Убийства иностранных студентов в России наносят ущерб международному престижу страны, заявляют политики. Рост национализма в российском обществе угрожает ее безопасности, утверждают правозащитники. А тем временем, Министерство внутренних дел России предает гласности информацию, согласно которой число преступлений, совершенных иностранцами, возросло на 46 процентов, а число преступлений в отношении самих иностранцев выросло на 84 процента. Замглавы МВД России генерал-полковник милиции Андрей Новиков заявляет, что работа по противодействию экстремистам «должна быть более эффективной».


Однако иностранные студенты все больше озабочены деятельностью, вернее, бездеятельностью правоохранительных органов. На этой неделе в Санкт-Петербурге они провели серию пикетов и митингов около здания городской прокуратуры с требованием защитить их от фашистов. Поводом к студенческим волнениям послужило очередное убийство иностранного студента, на этот раз индийского юноши Сингху Кумару .
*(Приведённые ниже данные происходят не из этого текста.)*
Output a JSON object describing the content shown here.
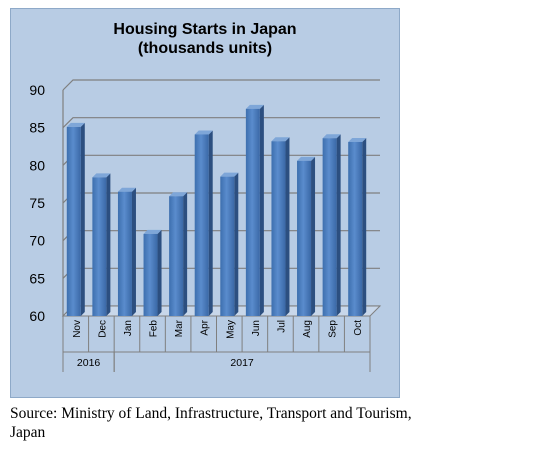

В прокуратуре заявили, что убийство было совершенно из хулиганских побуждений, и уверяют, что им удастся вскорости найти виновных. Однако сокурсники Сингху мало верят в торжество правосудия, говорят о мягкости выносимых приговоров националистам. Даже такое громкое дело, как убийство таджикской девочки, суд признал обычным хулиганством.


Не боятся молодые националисты нападать и на известных деятелей науки. Достаточно вспомнить убийство в собственной квартире ученого, известного антифашиста Николая Гиренко. Правозащитники уверены, что убийство ученого было связано с его общественной деятельностью. В качестве эксперта он выступал на многих судебных процессах по делам членов экстремистских националистических группировок.


На днях уже в Москве было совершено очередное нападение на другого видного ученого Акима Арутюнова. Это уже 12-е покушение на одного из крупнейших исследователей жизни и творчества Владимира Ленина. И все они случались после его публикаций-разоблачений деятельности Ленина и большевиков. Последнее нападение молодых людей на Арутюнова было совершено 21 сентября этого года, спустя пару дней после выхода в эфир первой серии телесериала «Кремлевские жены». В качестве эксперта он говорил о Надежде Крупской, жене вождя пролетариата.


В результате нападения у ученого, ветерана Великой Отечественной войны, которому в следующем году исполнится 80 лет, сломана правая нога, имеются многочисленные ушибы головы и туловища.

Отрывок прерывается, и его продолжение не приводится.